Eu Sou a Lenda foi baseado no filme “A ÚLTIMA ESPERANÇA DA TERRA”, de 1971, com uma interpretação magnífica do astro Charlton Heston.. Eu Sou a Lenda é baseada em romance de Richard Matheson, pois é muito bem escrita e tem no ator Will Smith uma força impressionante. É ele sozinho que dá credibilidade a trama. As imagens de uma Nova York devastada também são impressionantes. Um terrível vírus incurável, criado pelo homem, dizimou a população de Nova York. Robert Neville (Will Smith) é um cientista brilhante que, sem saber como, tornou-se imune ao vírus. Há 3 anos ele percorre a cidade enviando mensagens de rádio, na esperança de encontrar algum sobrevivente. Robert é sempre acompanhado por vítimas mutantes do vírus, que aguardam o momento certo para atacá-lo. Paralelamente ele realiza testes com seu próprio sangue, buscando encontrar um meio de reverter os efeitos do vírus.

Lançado em 1954, o romance Eu Sou a Lenda, de Richard Matheson, está em sua terceira adaptação para o cinema – e deve ganhar muitas mais no futuro. O motivo são as excelentes ideias contidas na obra, que se relacionam com os temores mais primais da humanidade, que não envelhecem. Essa base é a mesma nos três filmes – Mortos que matam (The Last Man on Earth, 1964), A Última Esperança Sobre a Terra (The Omega Man, 1971) e o atual, Eu Sou a Lenda (I Am Legend, 2008) – todos absolutamente distintos esteticamente e icônicos representantes de suas épocas. Filme preciso, mexe muito com a nossa cabeça e com nossos sentimentos. Um exemplo de coragem e determinação do personagem Robert Neville que fica sozinho em uma cidade em meio ao caos de um “APOCALIPSE” e que mostra como é importante ter uma companhia, no caso o seu cachorro, dando esperança e força para continuar sua luta diária.

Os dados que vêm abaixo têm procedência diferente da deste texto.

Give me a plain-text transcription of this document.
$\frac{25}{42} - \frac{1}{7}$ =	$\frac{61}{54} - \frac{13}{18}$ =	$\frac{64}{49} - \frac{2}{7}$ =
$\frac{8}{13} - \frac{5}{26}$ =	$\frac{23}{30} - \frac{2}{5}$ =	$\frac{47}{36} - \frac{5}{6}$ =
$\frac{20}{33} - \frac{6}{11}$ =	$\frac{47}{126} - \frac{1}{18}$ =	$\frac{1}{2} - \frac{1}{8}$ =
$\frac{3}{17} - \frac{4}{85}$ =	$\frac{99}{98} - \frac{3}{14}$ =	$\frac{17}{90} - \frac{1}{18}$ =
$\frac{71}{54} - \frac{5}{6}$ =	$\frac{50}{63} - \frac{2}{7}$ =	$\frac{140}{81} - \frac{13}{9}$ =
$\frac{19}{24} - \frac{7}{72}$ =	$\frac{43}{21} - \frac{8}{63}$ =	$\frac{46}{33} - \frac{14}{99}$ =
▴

O cinéfilo Érico Borgo nos conta que o filme deu certo em razão de ser superlativo e ter figuras como o competente cineasta Francis Lawrence e o astro Will Smith que dá certo justamente ao exercer o poder da maior indústria cinematográfica do planeta. Se o filme EXTERMINÍO tem uma das mais legais cenas de cidade abandonada já feitas, Eu Sou a Lenda tem um filme inteirinho delas – e gravadas na Nova York de verdade, interrompendo as veias da frenética capital do mundo em prol da diversão. Smith está competente como nunca (atenção para a cena com o cachorro no laboratório e as discussões com Ana, vivida pela brasileira Alice Braga), o cineasta sabe direitinho o que faz e o roteiro tem um ritmo diferente do que normalmente se vê por aí. Eu Sou a Lenda é o tipo de filme que costuma fazer sucesso nos cinemas ao misturar o carisma de um ator do porte de Will Smith a caprichados efeitos especiais e um enredo apocalíptico. Na verdade, o diretor Lawrence utiliza-se da ausência de luz e som em alguns momentos para criar o clima claustrofóbico que remete à solidão sentida pelo personagem. Eu Sou a Lenda, em tempos de coronavírus, é um filme de boa valia e vale a pena assisti-lo.

5 pensou em “EU SOU A LENDA

  1. Meu amigo Pinheiro – Eu não vi este filme, mas cansado de ver tanta realidade coronovirus na TV, fiquei animado em ver esta ficção tão bem apresentada por você. grato por me proporcionar um instante de lazer neste tempo sombrio.

  2. O cinema sempre foi uma coisa mágica. Até mesmo prá mim, nos confins do sertão alagoano, que nem sempre tinha o dinheiro do bilhete, nos dias de projeção(como diziam antigamente). Tudo era fascinante: os cartazes, a sala de projeção e até mesmo o lixo do cinema onde eram jogados os pedaços de fita queimada durante a projeção. Eram disputadas, as vezes, até na tapa. E até as trolagens da época, como por exemplo, quando algum curioso perguntava: – Que filme é hoje? E a resposta era: “Dorme comigo e serás mãe”. Hoje tenho meu próprio cinema caseiro: uma tv-box com mais de 50.000 filmes, onde revejo todos os filmes da minha infância e um projetor “flango flito” (como diz Bárbara) e tudo continua mágico.

  3. É um bom filme. Eu lembrava ligeiramente de Alice Braga e só associei quando ele pergunta de onde ela veio e ela responde: São Paulo.